Transforms are applied in order: if you pass [decrypt, decompress], the raw data is first decrypted, then decompressed.
func (*TransformSource) Close ¶
func (ts *TransformSource) Close() error
Close releases the underlying Reader.
func (*TransformSource) Load ¶
Load fetches the script from the underlying Reader, then applies all registered transforms in sequence.
func (*TransformSource) Then ¶
func (ts *TransformSource) Then(fn TransformFunc) (*TransformSource, error)

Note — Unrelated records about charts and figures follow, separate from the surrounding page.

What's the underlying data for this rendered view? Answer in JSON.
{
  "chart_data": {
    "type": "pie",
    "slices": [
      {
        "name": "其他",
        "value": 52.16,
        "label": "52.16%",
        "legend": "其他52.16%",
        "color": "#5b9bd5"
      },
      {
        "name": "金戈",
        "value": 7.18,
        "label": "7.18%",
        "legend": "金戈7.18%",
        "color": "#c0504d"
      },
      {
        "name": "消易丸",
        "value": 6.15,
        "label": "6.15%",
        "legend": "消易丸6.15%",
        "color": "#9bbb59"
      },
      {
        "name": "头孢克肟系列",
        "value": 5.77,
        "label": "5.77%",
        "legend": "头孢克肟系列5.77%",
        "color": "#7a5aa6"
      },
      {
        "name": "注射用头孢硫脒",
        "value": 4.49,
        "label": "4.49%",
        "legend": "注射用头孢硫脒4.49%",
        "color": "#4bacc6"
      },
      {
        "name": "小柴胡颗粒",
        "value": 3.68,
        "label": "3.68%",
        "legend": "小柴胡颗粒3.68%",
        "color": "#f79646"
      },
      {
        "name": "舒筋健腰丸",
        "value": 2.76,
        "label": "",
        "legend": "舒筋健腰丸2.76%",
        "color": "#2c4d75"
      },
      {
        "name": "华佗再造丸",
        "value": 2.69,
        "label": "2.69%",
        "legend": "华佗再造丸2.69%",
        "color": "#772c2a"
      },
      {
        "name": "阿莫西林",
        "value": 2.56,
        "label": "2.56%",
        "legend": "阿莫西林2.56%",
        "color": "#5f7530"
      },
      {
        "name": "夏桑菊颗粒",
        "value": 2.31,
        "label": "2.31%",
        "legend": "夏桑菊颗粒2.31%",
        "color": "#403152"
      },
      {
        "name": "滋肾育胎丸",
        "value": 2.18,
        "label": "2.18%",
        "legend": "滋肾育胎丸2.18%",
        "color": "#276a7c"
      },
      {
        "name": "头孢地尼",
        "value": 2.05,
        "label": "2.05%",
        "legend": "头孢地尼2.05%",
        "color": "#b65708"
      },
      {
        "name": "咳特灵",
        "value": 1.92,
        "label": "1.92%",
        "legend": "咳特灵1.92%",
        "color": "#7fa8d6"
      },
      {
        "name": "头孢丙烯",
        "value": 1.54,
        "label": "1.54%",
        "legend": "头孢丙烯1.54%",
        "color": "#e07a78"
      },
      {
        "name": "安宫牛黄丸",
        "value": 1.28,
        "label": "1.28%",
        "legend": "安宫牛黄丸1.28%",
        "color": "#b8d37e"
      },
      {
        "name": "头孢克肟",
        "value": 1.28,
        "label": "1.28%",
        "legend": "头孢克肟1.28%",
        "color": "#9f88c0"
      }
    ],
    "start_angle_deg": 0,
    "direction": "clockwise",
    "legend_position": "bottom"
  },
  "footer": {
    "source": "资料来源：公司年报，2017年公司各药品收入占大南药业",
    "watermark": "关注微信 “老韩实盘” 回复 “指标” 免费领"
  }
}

Then chains an additional transform to an existing TransformSource. Returns a new TransformSource with the additional transform appended.
type Watcher ¶
type Watcher interface {
// Watch returns a channel that receives a signal whenever the script
// identified by `key` changes. The caller should re-Load the script
// after receiving from the channel.
//
// The returned error indicates whether watching could be established
// (e.g., unsupported key, permission denied). Once Watch succeeds,
// the channel is closed when the context is cancelled or the watcher
// encounters an unrecoverable error.
Watch(ctx context.Context, key string) (<-chan struct{}, error)
}
Watcher defines an optional capability to observe changes for a given key. Implementations that support hot-reload can return a channel that signals when the underlying source has been modified.